V-DixMatch: A Semi-Supervised Learning Method for Human Action Recognition in Night Video Sensing
Chenxi Wang, Jingzhou Luo, Xing Luo, Haoran Qi, Zhi Jin
Abstract
Human Action Recognition (HAR) in night video sensing has become a crucial task for a wide range of applications (e.g., night surveillance and self-driving at night). Recently, Fully Supervised Learning (FSL) methods by training with large-scale labeled data achieve substantial performance in HAR. However, since the data captured by red–green–blue (RGB) sensor-based cameras in the night (low-light) scenes suffer from poor illumination, it leads to difficult annotations and limits the applications of night HAR by the FSL method.
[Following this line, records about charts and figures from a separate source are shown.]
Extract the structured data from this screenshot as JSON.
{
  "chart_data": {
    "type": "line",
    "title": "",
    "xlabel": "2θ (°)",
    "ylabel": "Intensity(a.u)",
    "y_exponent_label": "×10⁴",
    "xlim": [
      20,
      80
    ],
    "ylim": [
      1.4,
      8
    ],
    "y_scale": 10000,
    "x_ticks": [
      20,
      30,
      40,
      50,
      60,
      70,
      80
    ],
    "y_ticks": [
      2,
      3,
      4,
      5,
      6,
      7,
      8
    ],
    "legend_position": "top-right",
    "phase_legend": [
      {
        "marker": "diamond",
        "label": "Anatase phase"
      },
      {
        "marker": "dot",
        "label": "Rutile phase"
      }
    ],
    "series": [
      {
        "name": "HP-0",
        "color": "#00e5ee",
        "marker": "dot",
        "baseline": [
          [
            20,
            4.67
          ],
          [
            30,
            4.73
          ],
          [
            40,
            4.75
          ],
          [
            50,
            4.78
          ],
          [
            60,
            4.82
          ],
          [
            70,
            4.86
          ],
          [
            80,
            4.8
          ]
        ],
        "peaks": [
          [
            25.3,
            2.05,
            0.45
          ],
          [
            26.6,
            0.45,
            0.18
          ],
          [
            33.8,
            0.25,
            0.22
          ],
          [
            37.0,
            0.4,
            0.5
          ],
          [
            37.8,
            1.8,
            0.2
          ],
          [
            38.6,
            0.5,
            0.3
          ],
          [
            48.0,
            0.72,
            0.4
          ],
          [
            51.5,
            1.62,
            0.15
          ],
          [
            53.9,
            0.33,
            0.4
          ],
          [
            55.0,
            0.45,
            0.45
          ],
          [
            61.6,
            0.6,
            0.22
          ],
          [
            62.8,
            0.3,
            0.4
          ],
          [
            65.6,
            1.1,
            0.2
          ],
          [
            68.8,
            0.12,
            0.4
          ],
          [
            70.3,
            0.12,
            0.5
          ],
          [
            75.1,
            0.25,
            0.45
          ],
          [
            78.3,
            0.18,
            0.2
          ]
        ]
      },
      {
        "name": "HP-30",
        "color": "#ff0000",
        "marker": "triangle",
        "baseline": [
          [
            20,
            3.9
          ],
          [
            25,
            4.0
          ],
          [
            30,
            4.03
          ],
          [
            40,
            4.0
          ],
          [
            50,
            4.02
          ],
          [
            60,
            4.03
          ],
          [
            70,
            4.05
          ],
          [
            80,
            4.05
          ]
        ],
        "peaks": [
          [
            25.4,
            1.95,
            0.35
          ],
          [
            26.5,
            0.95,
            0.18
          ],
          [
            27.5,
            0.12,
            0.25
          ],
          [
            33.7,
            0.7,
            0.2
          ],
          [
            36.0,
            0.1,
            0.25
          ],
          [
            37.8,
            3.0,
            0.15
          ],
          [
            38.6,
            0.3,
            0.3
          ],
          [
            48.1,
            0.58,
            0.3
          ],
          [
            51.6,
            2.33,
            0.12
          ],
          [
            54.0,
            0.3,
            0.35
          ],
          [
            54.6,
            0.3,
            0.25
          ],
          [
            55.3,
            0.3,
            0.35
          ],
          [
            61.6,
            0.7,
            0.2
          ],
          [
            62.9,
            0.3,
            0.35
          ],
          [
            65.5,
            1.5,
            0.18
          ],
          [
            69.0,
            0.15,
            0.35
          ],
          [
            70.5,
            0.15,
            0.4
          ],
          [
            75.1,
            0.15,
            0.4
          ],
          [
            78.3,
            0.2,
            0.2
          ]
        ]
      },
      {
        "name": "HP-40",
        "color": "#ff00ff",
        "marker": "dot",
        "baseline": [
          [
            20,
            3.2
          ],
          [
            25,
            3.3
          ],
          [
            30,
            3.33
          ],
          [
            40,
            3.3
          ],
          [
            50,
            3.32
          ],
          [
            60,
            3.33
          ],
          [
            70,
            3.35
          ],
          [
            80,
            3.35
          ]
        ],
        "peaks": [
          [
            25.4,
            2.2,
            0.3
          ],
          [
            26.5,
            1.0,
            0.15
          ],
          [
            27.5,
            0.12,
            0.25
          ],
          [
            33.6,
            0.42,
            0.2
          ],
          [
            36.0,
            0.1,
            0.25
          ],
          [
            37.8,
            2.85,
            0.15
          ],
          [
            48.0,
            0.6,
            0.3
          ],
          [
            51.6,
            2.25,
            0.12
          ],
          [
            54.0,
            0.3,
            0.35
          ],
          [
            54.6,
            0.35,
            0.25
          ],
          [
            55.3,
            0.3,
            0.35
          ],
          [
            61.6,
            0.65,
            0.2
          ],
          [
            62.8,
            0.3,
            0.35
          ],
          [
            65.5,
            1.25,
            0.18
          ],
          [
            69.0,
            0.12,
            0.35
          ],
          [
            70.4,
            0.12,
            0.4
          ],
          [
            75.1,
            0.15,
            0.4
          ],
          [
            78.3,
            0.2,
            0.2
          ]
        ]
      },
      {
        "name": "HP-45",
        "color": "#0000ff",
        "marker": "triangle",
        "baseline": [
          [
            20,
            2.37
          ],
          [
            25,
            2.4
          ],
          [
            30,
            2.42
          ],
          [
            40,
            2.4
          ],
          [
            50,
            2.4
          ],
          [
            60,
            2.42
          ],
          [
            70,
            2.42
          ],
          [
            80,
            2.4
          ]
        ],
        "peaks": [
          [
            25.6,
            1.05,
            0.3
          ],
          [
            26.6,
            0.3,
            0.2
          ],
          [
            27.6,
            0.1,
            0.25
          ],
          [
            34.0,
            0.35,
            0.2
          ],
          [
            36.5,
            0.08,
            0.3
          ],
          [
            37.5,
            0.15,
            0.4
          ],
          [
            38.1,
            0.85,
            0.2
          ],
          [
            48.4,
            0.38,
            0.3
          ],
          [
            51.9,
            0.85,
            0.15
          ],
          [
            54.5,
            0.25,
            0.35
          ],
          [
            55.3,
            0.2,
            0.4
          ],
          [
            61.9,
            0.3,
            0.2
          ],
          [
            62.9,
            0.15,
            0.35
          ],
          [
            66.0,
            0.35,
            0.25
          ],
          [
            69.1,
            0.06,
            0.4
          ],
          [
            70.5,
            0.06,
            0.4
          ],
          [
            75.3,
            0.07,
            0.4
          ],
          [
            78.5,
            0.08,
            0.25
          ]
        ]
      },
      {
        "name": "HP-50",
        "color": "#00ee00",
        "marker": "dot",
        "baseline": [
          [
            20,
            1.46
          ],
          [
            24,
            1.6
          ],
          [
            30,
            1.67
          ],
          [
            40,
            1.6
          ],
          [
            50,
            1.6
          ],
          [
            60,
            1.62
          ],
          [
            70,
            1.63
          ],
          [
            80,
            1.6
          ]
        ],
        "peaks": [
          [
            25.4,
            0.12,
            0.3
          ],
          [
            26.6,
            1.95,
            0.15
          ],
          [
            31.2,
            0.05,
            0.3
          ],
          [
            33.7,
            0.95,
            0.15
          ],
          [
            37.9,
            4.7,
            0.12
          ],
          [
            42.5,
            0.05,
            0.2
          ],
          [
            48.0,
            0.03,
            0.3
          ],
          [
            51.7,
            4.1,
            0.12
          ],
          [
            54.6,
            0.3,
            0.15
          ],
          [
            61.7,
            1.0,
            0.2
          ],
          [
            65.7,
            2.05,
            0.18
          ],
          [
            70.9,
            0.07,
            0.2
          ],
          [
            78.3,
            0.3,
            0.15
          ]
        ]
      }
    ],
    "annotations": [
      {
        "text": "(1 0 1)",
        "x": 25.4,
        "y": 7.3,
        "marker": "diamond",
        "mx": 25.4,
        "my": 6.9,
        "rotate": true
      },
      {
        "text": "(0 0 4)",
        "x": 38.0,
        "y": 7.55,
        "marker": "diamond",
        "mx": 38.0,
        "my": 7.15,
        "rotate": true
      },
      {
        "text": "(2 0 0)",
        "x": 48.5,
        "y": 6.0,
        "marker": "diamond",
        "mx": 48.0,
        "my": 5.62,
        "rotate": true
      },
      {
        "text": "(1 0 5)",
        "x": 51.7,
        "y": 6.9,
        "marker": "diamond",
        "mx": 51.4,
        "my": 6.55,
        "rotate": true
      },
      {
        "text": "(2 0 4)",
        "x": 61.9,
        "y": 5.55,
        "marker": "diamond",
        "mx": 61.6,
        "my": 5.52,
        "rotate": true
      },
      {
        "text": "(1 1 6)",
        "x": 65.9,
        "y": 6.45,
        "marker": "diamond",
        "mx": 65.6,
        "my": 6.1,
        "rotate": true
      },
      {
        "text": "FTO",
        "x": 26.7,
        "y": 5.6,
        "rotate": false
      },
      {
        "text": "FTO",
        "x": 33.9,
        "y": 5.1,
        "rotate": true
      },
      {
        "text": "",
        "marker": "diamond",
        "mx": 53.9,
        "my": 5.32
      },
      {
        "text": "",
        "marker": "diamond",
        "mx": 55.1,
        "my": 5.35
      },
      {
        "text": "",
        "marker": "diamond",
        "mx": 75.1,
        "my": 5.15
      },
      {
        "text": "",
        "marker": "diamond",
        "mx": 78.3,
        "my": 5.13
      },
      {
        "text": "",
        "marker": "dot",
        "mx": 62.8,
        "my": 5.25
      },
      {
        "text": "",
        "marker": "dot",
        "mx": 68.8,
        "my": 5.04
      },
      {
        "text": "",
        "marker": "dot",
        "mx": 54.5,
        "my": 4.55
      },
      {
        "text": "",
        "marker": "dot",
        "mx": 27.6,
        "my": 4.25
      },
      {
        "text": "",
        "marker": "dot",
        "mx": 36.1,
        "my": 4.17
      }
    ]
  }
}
A potential solution for this issue is to transfer knowledge learned from normal-light videos to low-light ones using Semi-Supervised Learning (SSL) methods, such as Unsupervised Domain Adaptation (UDA) and self-training. Although, these SSL methods have shown promising results in datasets with the same or similar data distributions, they struggle with the dataset with large domain discrepancies, e.g., normal-light and low-light conditions. To address this issue, a new SSL method called V-DixMatch, which includes the pixel-level adaptation, the feature-level adaptation, and the Cross-Domain Video-based (CDV) self-training, is proposed in this work. Specifically, the pixel-level adaptation reduces the domain discrepancy in low-level features by pixel-level processing and the feature-level adaptation approximates domain discrepancy in high-level features through adversarial learning. Then, CDV self-training further provides a robust self-training strategy by designing a video-based Blended Frames Augmentation (BFA), which is a data augmentation method tailored for video-based data, and a pseudo-label collection, which improves the quality of pseudo-labels in self-training. Extensive experimental results demonstrate that V-DixMatch achieves state-of-the-art performance in the SSL low-light HAR, and is even comparable to some FSL methods.